Cardinality of all dense and countable sets of $\mathbb{R}$ What is the cardinality of the following set:
$$\mathbb{A}:=\{A \ : A\subseteq\mathbb{R} \ \  \text{dense and countable}\}$$
(Is $\mathbb{A}$ a separable space?)
Thank You! 
 A: Here is a slightly more fun way to do this:
First note that there are at most $\mathbb R^\mathbb N$ countable sets of real numbers, calculate the cardinality and see that this means that there cannot be more than $2^{\aleph_0}$ countable sets of real numbers.
Secondly note that $P=\mathbb{Q\setminus N}$ is dense in $\mathbb R$. Now for every $A\subseteq\mathbb N$ we have that $P\cup A$ is dense and countable. It is easy to see that if $A\neq B$ then $P\cup A\neq P\cup B$. Therefore we actually found $2^{\aleph_0}$ dense sets of real numbers which are subsets of $\mathbb Q$.
This shows that there cannot be more than $2^{\aleph_0}$ countable dense sets. As remarked by others, separability is a topological property and it is unclear what topology you are giving this collection.
A: $\mathbb{Q}$ is countable.  So $\mathbb{R}\setminus \mathbb{Q}$ is uncountable.  For each irrational $x$, the set $\mathbb{Q} \cup \{x\}$ is also dense in $\mathbb{R}$.  Hence there are an uncountable number of dense subsets of $\mathbb{R}$.
A: The cardinality of $\Bbb R$ is $2^\omega$ (or if you prefer, $2^{\aleph_0}$), so $\Bbb R$ has $\left(2^\omega\right)^\omega=2^{\omega\cdot\omega}=2^\omega$ countable subsets. Thus, the cardinality of $\Bbb A$ is at most $2^\omega$, since not all countable subsets of $\Bbb R$ are dense in $\Bbb R$. However, it turns out that even though not all of these $2^\omega$ countable subsets are dense, there are $2^\omega$ of them that are dense. Here’s one way to show this.
For $x,y\in\Bbb R$ write $x\sim y$ if and only if $x-y\in\Bbb Q$.


*

*Prove that $\sim$ is an equivalence relation on $\Bbb R$.

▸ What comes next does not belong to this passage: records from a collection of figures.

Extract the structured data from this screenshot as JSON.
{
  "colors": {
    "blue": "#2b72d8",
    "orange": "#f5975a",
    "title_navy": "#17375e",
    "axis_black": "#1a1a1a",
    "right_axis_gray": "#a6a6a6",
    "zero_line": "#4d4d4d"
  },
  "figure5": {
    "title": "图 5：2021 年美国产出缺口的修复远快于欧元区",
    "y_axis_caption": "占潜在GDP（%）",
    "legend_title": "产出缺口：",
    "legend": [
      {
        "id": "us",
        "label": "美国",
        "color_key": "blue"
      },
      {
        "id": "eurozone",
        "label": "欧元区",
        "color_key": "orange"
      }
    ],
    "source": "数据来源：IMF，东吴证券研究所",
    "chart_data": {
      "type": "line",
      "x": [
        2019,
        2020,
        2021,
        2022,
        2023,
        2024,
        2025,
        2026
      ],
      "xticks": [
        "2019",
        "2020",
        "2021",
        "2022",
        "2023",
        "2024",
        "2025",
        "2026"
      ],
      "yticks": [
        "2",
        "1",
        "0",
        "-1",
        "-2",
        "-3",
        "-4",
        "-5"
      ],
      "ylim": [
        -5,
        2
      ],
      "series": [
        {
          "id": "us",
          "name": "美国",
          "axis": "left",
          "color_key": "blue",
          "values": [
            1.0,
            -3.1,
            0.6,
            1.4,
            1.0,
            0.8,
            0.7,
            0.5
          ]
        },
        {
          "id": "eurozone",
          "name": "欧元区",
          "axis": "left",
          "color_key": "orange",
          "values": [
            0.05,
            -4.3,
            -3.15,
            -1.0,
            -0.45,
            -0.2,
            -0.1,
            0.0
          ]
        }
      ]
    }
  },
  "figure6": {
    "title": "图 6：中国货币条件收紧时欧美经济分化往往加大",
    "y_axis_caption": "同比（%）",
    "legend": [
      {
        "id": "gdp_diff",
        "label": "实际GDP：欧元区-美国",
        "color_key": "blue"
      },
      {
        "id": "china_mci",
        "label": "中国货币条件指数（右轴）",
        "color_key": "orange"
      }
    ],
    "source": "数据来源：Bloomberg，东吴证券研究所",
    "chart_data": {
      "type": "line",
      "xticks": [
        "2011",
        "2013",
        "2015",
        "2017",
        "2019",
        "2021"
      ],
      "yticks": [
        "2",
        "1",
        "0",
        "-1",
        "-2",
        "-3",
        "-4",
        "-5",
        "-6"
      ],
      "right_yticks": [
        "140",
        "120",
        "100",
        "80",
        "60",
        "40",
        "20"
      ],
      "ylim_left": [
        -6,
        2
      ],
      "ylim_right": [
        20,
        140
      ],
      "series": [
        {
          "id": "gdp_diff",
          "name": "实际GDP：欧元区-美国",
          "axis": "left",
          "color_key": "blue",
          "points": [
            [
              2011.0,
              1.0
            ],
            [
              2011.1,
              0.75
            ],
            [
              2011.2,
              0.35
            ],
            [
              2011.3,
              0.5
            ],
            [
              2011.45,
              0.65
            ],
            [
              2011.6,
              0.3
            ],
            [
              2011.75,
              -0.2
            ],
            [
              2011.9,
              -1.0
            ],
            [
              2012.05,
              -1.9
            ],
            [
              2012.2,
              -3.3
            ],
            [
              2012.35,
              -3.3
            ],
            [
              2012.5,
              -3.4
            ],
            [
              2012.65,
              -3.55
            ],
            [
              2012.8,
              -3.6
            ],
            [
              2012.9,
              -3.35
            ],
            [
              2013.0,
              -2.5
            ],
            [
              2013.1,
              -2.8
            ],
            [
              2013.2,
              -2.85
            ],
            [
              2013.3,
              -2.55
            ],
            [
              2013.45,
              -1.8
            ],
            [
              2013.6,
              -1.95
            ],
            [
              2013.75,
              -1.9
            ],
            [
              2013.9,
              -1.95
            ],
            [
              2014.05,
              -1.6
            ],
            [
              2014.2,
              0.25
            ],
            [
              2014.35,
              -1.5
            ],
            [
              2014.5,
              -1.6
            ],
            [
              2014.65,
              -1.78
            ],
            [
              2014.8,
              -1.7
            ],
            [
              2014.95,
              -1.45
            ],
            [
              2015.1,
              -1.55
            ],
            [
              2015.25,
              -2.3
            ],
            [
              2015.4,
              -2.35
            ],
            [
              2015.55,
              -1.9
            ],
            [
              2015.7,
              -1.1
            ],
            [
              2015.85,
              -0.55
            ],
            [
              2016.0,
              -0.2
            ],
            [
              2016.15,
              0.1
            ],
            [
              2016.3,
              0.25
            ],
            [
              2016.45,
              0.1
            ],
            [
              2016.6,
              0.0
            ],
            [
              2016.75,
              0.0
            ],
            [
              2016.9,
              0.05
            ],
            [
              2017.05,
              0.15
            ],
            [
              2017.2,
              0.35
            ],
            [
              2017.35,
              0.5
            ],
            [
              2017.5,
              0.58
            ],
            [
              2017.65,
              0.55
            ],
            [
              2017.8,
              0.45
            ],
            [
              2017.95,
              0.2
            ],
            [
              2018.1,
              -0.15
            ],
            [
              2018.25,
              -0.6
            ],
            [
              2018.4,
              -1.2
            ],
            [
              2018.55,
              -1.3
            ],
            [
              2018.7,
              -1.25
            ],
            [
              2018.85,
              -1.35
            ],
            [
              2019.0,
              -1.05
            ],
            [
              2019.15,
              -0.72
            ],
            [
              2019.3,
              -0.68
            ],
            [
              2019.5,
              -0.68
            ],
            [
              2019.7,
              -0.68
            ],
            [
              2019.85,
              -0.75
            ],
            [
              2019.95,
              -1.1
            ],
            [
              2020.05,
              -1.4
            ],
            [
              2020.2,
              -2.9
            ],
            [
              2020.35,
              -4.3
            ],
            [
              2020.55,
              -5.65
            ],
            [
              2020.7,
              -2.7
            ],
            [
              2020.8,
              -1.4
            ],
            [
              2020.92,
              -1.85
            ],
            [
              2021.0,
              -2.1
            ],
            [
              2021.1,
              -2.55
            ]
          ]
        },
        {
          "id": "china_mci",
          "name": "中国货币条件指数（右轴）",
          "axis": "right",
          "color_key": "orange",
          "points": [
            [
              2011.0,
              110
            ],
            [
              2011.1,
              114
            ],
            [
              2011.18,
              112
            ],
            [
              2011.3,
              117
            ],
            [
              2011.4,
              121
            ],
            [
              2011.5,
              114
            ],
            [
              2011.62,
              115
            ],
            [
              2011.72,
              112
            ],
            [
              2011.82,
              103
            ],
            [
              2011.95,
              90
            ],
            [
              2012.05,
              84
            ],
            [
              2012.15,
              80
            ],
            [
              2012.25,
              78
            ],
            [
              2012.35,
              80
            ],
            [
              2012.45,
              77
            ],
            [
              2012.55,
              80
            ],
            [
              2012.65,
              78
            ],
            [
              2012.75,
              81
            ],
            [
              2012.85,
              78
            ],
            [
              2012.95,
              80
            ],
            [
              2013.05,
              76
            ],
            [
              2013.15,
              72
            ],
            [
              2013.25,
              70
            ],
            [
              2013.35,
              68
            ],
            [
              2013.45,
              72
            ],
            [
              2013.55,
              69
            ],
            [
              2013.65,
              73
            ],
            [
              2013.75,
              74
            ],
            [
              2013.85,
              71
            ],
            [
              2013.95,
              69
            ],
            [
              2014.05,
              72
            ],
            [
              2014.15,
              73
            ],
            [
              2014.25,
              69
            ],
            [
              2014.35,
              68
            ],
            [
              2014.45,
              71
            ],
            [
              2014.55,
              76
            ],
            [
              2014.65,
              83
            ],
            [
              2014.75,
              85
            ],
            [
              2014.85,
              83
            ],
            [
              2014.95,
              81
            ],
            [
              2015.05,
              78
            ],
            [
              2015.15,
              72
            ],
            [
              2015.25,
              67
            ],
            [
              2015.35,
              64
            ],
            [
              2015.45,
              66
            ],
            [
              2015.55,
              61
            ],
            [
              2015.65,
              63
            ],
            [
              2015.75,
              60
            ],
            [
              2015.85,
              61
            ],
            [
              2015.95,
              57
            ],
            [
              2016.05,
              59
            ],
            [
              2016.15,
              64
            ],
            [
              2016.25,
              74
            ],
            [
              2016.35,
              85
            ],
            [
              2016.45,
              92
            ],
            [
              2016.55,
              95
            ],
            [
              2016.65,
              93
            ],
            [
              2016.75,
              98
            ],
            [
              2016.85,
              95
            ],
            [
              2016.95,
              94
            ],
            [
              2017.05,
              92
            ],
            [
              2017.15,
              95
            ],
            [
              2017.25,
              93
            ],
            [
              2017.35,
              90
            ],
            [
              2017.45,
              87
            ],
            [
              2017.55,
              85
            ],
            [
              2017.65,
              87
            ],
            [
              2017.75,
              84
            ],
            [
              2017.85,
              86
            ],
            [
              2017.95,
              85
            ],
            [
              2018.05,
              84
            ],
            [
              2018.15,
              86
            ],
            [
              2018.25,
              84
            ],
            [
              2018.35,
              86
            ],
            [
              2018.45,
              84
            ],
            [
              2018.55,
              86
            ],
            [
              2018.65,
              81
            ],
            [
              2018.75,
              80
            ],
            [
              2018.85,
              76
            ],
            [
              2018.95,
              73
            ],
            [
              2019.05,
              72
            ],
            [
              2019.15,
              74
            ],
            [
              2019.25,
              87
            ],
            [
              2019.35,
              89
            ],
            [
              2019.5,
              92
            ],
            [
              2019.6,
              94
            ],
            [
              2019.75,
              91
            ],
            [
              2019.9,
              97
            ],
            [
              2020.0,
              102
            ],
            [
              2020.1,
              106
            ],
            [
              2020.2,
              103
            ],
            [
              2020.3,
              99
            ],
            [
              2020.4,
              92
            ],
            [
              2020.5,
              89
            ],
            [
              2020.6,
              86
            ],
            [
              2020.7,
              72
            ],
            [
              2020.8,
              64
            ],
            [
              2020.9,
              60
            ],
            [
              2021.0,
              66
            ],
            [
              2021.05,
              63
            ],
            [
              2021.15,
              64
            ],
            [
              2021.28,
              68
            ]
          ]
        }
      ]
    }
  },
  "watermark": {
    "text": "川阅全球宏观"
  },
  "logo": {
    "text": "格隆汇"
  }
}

*Prove that for each $x\in\Bbb R$ the $\sim$-equivalence class of $x$ is $x+\Bbb Q=\{x+q:q\in\Bbb Q\}$ and is therefore countable.

*Conclude that $\sim$ has $2^\omega$ equivalence classes.

*Show that each $\sim$-equivalence class is dense in $\Bbb R$.
The set $\Bbb A$ isn’t a space at all until you give it some topology: it’s just a collection of subsets of $\Bbb R$.